She skirted around the couch, but she was so lost in her head, lost in watching what she was doing, she didn’t see me moving.
Before she reached the bottom of the stairs, I was there with my arms crossed over my chest and blocking her way to them.
“Move.” The one word lacked all the anger I was used to hearing from her.
“Why are you staying here, Sunshine?”
Her nostrils flared, but that was all I got. None of the hissing or shouting I was used to. “Doesn’t matter. I’ll go. If you’ll move…”
I wasn’t backing down. “Why’d you call Isaiah and ask to stay here?”
Her pouty pink lips rolled together. Lips I’d touched. Kissed. Lips I’d taught how to wrap around my?—
“Please move.” It was a whisper this time. Broken. Shattered.
There was only one other time I’d heard her sound like that, and that was the day she started hating me.
As her chin began wobbling, I stepped aside.
There was no point in hurting her again. No point in setting the fire I enjoyed playing with around her.
“Thanks,” she mumbled, because I knew, even pissed or upset or sad or feeling whatever it was she was feeling, she’d had manners and politeness too ingrained in her to be anything but polite.
I stayed at the bottom of the stairs as her figure slumped, the blanket now trailing behind her, giving me a fantastic shot of her ass, headed down the hall to my guest rooms.
And then I grabbed my phone and called my best friend.
He was going to tell me what in the hell was going on.
Because the first woman, and the only woman I’d ever loved, was currently in my home looking for a reason to leave.
And even if it was the second dumbest thing I’d ever done in my life, I needed to convince her to stay.
It took six calls before Isaiah picked up. Six calls where my blood boiled and almost erupted as his groggy, scratchy, and tired voice muttered, “What the hell?” into the phone besides a hello.
“What the fuck?” I snapped at him. Totally snapped. “I told you to keep an eye on my house for me if you could.”
“What? Yeah, I know.”
He swore, and I knew my best friend my entire life outside my brothers well enough to know he wasn’t alone when he did it quietly.

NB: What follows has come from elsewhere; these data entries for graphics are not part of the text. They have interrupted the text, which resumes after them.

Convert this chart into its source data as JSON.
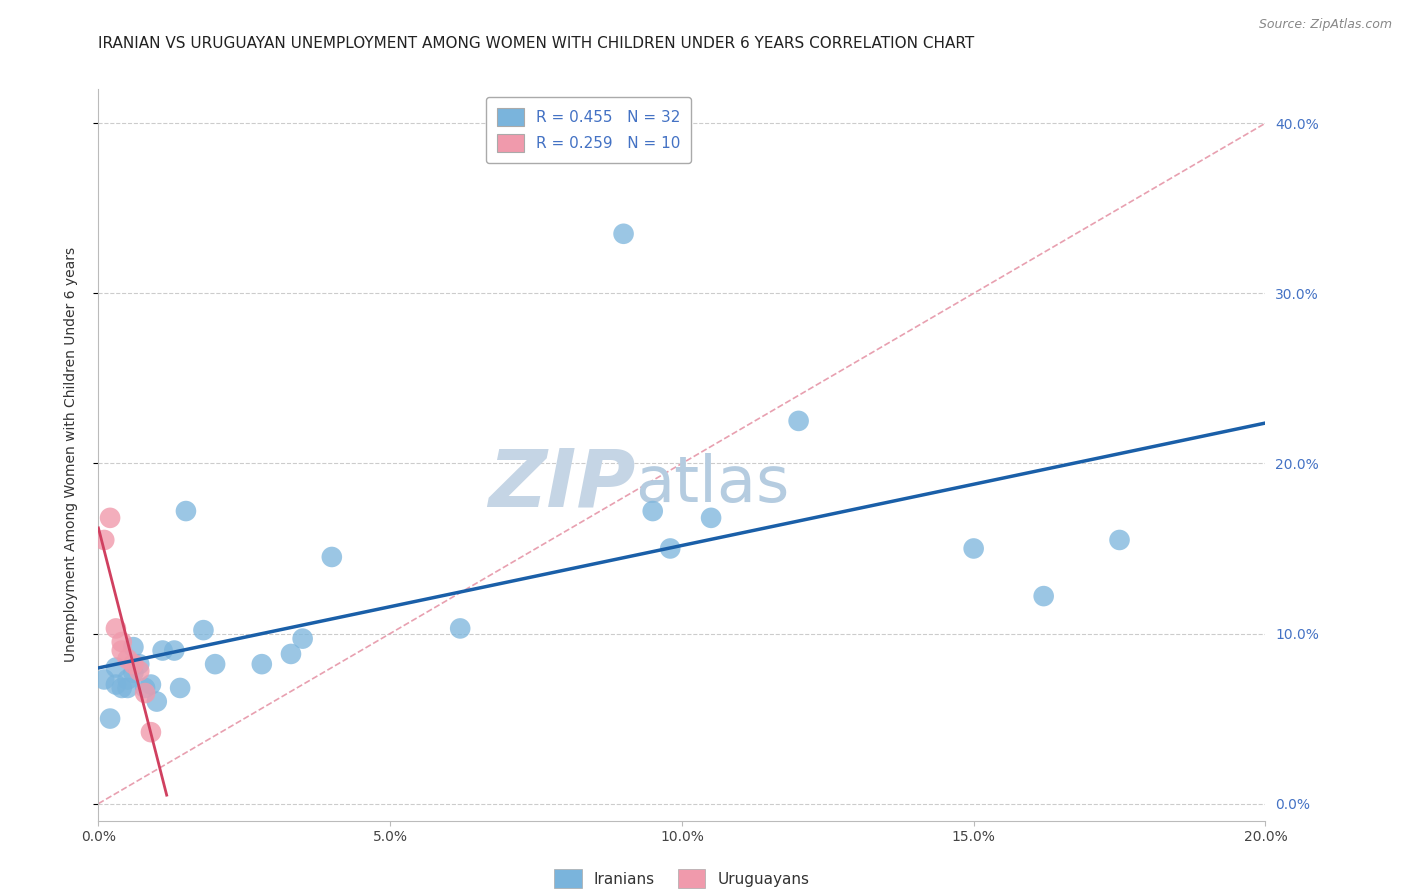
{
  "title": "IRANIAN VS URUGUAYAN UNEMPLOYMENT AMONG WOMEN WITH CHILDREN UNDER 6 YEARS CORRELATION CHART",
  "source": "Source: ZipAtlas.com",
  "ylabel": "Unemployment Among Women with Children Under 6 years",
  "R_iranian": 0.455,
  "N_iranian": 32,
  "R_uruguayan": 0.259,
  "N_uruguayan": 10,
  "iranian_color": "#7ab4dc",
  "uruguayan_color": "#f09aac",
  "regression_iranian_color": "#1a5fa8",
  "regression_uruguayan_color": "#d04060",
  "diagonal_color": "#e8a0b0",
  "xlim": [
    0.0,
    0.2
  ],
  "ylim": [
    -0.01,
    0.42
  ],
  "xticks": [
    0.0,
    0.05,
    0.1,
    0.15,
    0.2
  ],
  "yticks": [
    0.0,
    0.1,
    0.2,
    0.3,
    0.4
  ],
  "iranian_x": [
    0.001,
    0.002,
    0.003,
    0.003,
    0.004,
    0.005,
    0.005,
    0.006,
    0.006,
    0.007,
    0.008,
    0.009,
    0.01,
    0.011,
    0.013,
    0.014,
    0.015,
    0.018,
    0.02,
    0.028,
    0.033,
    0.035,
    0.04,
    0.062,
    0.09,
    0.095,
    0.098,
    0.105,
    0.12,
    0.15,
    0.162,
    0.175
  ],
  "iranian_y": [
    0.073,
    0.05,
    0.08,
    0.07,
    0.068,
    0.073,
    0.068,
    0.092,
    0.077,
    0.082,
    0.068,
    0.07,
    0.06,
    0.09,
    0.09,
    0.068,
    0.172,
    0.102,
    0.082,
    0.082,
    0.088,
    0.097,
    0.145,
    0.103,
    0.335,
    0.172,
    0.15,
    0.168,
    0.225,
    0.15,
    0.122,
    0.155
  ],
  "uruguayan_x": [
    0.001,
    0.002,
    0.003,
    0.004,
    0.004,
    0.005,
    0.006,
    0.007,
    0.008,
    0.009
  ],
  "uruguayan_y": [
    0.155,
    0.168,
    0.103,
    0.095,
    0.09,
    0.085,
    0.082,
    0.078,
    0.065,
    0.042
  ],
  "watermark_zip": "ZIP",
  "watermark_atlas": "atlas",
  "watermark_color_zip": "#c5d5e5",
  "watermark_color_atlas": "#b5cce0",
  "title_fontsize": 11,
  "axis_label_fontsize": 10,
  "tick_fontsize": 10,
  "legend_fontsize": 11,
  "source_fontsize": 9,
  "legend_text_color": "#4472c4",
  "ytick_color": "#4472c4",
  "xtick_color": "#444444",
  "grid_color": "#cccccc",
  "diagonal_slope": 2.0,
  "diagonal_intercept": 0.0
}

It was a few seconds later when he grumbled, “What’s your problem? Something happen to the house?”
Yeah. My house was now invaded with the scent of sunshine, and that wouldn’t do. Wouldn’t do at all.
“I’m wondering why I’m standing in my living room and your sister Ava woke up to me glaring at her from where she passed out on my couch.”
“You’re home? Why?”
“Keep up, would you? What the hell’s going on?”
“Why are you home?”
Good hell. Fucking Deckers. They kept asking the same damn question and getting the same damn answer. “Because it’s my house!”
“But you’re supposed to be?—”
“In the Caribbean. I know. Storm was rolling in. I flew out. Whatever. Explain to me why Ava said you were supposed to call me.”